Die übernatürliche Verwandlung fragt nach der echten

Die eigentliche Handlung von Madame Hyde ist in einem dritten Genre angesiedelt, in das Isabelle Huppert mit der ihr eigenen Rätselhaftigkeit wunderbar hineinpasst. Sie spielt die Physiklehrerin Madame Géquil, eine triste, zerbrechliche Gestalt mit rotumrandeten Augen und pastellfarbener Kleidung, der die Angst vor der eigenen Klasse ins Gesicht geschrieben ist. Verschüchtert trappelt sie auf klackernden Absätzen durch die Schule und versucht vergeblich, sich Respekt zu verschaffen. Warum sie ein eigenes Labor in einem Container auf dem Schulhof hat, gehört zu den komischen und typischen Rätseln des Films, jedenfalls wird sie dort von einem Blitz getroffen und verwandelt sich daraufhin in die titelgebende Madame Hyde.

Was ist Madame Hyde? Die Frage stellt sich doppelt. Zum einen in Bezug auf die Figur, in die sich Madame Géquil nach dem Blitzeinschlag verwandelt; eine Figur, die von Ambivalenz gezeichnet ist und nicht einfach als Madame Géquils dunkle Seite abgetan werden kann. Die Frage stellt sich aber auch in Bezug auf den Film. Welche Rolle nimmt Madame Hyde in Madame Hyde ein? Interessant ist ja, dass das einschneidende Erlebnis in Gestalt eines Blitzeinschlags der Fantastik zuzuordnen ist, die von diesem Erlebnis eingeleitete Transformation aber auf zwei Ebenen stattfindet: Die eine bleibt ganz im Bereich des Fantastischen, die andere aber fügt sich mühelos in die Schulfiktion und dort in das bekannte Motiv des Lehrers, der kraft seiner pädagogischen Einwirkung die Lebensbahn einer seiner Zöglinge radikal zum Besseren verändert. Denn der Blitzeinschlag befähigt Madame Géquil erstmalig zu Höchstleistungen, insbesondere weckt sie in Malik (Adda Senani), ihrem einstigen Peiniger, die Lust zum Nachdenken und erste wissenschaftliche Ambitionen. Mit dieser hochgradig künstlichen Verwandlung stellt der Film die Frage nach echten Verwandlungen, nach dem Madame-Géquil-Anteil in Madame Hyde, nach dem, was es braucht, um Potential zu entfalten.

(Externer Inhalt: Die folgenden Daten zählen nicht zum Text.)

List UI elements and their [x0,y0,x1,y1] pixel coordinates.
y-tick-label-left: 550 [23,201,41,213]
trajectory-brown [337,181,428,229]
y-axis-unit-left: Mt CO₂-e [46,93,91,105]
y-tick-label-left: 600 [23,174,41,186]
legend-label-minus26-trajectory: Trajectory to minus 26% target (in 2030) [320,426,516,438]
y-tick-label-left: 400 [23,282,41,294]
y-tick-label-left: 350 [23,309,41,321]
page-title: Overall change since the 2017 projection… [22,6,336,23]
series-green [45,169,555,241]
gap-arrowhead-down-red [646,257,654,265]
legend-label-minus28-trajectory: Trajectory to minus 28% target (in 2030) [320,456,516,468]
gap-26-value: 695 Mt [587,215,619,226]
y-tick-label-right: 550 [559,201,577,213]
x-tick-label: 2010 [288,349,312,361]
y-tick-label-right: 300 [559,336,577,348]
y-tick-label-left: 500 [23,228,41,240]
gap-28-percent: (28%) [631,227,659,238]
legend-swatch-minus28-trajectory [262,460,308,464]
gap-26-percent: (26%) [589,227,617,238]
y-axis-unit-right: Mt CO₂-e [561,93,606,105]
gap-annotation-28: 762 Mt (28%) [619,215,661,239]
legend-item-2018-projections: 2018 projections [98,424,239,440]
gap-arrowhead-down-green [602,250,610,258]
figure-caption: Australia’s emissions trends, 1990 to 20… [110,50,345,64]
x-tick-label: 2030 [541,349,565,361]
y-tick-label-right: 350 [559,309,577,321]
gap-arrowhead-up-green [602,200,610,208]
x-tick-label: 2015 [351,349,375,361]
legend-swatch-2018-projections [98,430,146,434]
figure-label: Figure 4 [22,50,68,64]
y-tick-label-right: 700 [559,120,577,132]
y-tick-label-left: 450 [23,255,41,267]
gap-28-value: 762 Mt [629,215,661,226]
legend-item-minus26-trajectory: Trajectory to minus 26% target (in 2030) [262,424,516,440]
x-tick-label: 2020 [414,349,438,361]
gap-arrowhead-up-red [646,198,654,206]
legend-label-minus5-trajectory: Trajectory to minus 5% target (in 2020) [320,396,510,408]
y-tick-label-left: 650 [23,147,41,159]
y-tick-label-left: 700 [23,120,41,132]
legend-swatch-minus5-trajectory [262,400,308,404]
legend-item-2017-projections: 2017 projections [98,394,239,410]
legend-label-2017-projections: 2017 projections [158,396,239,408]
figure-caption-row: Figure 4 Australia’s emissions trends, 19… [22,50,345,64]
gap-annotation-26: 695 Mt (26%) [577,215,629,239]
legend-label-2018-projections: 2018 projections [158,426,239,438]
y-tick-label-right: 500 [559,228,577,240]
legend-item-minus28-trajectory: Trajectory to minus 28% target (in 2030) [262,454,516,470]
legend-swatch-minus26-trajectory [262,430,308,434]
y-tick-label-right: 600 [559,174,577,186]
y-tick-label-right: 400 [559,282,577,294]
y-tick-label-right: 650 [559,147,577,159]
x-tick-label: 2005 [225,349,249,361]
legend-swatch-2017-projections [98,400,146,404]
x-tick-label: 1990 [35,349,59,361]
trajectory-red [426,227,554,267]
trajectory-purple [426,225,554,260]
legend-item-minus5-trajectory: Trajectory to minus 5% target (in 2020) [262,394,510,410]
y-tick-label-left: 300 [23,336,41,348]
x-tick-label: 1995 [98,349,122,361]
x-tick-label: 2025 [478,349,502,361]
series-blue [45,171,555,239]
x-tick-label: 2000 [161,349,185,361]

Alle Genres zufriedenstellen
Denn Veränderung, lehrt Bozon, geht niemals ohne Kosten vonstatten. Die neu gewonnene Energie bringt Madame Géquils Unterricht neuen Schwung, sie verwandelt sie nachts aber auch in einen glühenden, umherwandelnden Körper (auf die Spezialeffekte wurde nicht so viel Wert gelegt), dessen Berührung den Tod in Flammen verspricht. Warum der Regisseur das destruktive Potential von Madame Géquil unzertrennbar an ihr pädagogisches Potential gekoppelt hat, bleibt offen. Man könnte darin die Rache einer späten Ermächtigung sehen, die Rache einer Frau, der unter dem Deckmantel des Mitgefühls von allen Seiten zugeredet wird, sie sei ein wenig langsamer als die anderen. Aber auch die Verwandlung entbehrt nicht einer gewissen Komik: dass ausgerechnet eine Physiklehrerin Opfer eines übernatürlichen Phänomens wird, dass ausgerechnet die Eiseskälte ausströmende Isabelle Huppert zu einem glühenden Körper wird. Ganz im Sinne der Vielpersönlichkeit hält jedes der in Madame Hyde vertretenen Genres Erklärungen bereit.